The following photographs show how to make the body of an Ivens' Green Nymph, using round monofilament. The same technique can be used with flat monofilament, which is especially suitable for tying nymph bodies. In addition, flat monofilament can be used to make strikingly effective (visually, that is) woven bodies, dressed in the same way as the woven floss body already described. But nylon is springy, and has a slippery surface, so that the tying of a woven monofilament body is a challenging project.
- Prepare the hook shank by winding close turns of foundation thread to the tail position. (S)
- For a shaped body, first tie a floss or yarn underbody. After tying off the underbody material, wind the tying thread in close turns back to the tail position. (S)
- Cut off a suitable length of nylon (3X or 4X monofilament is right for an average-size nymph hook); you'll need about nine inches (230 mm) for a plain body, and at least 18 inches (500 mm) for a shaped one.
- Crimp one end with a pair of ridged-jaw pliers.
- Tie in the crimped end of the nylon using the chenille method. Then, keeping the rest of the nylon clear, wind the tying thread in close turns to the hackle position. (S)
- Lightly glue the underbody, then wind on the nylon in close turns toward the eye. (If the cut length is too short, tie it off, then crimp and tie in another length.
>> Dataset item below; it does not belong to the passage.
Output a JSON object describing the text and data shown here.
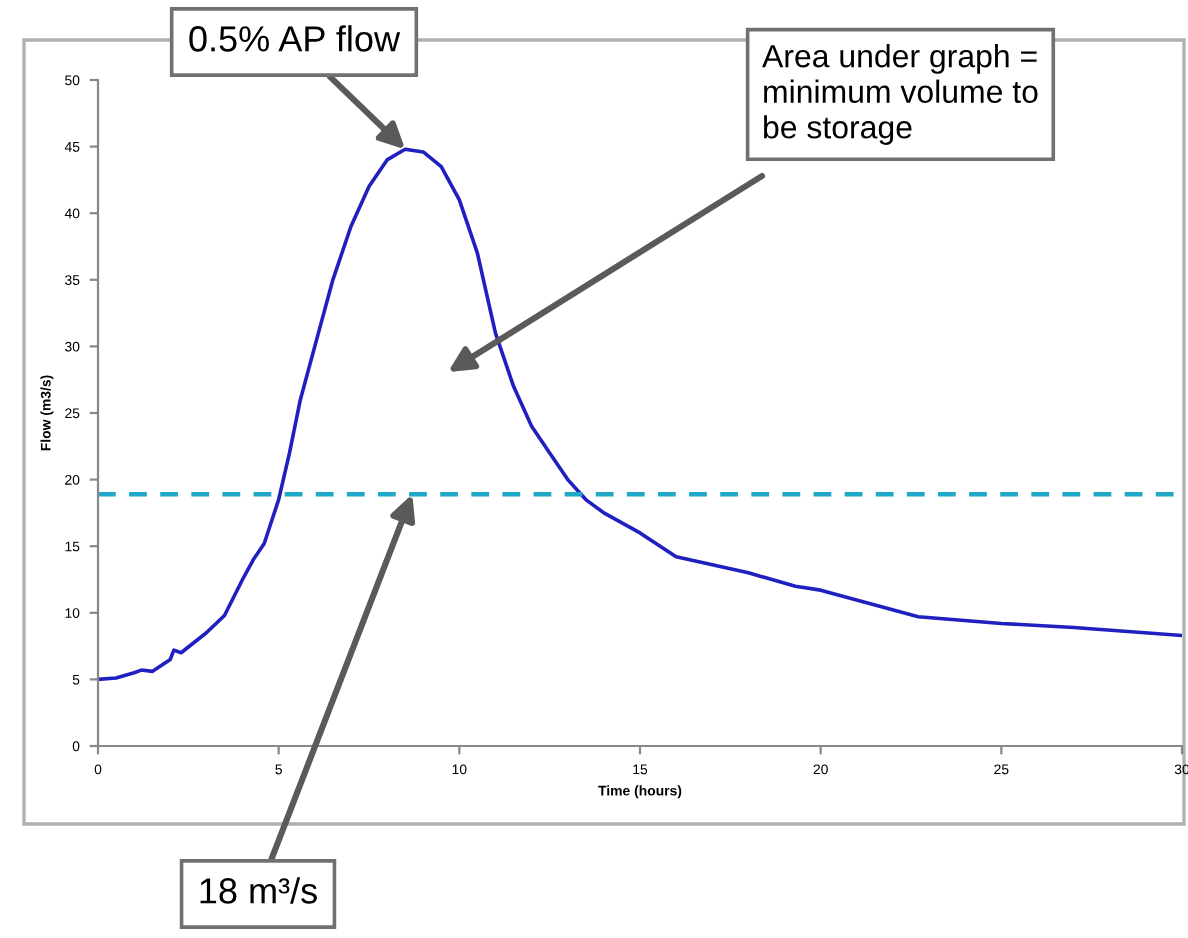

Return the thread to the hackle position (S), re-glue, and wind on the new length.)
- On reaching the secured tying thread, tie off the nylon with at least three turns of thread. (S) Trim off the surplus nylon, and remove any glue from the body with your fingers.
- To complete the dressing of the Ivens' Green Nymph, tie in and wind on a brown partridge back hackle as described under "Simple Wet-Fly Hackles" in Chapter 5, then tie off and trim the surplus. (S) For the head, tie in a strand of peacock herl, wind on two or three turns, tie off, and trim the surplus. Finish the fly with a wrap knot, then lacquer the knot.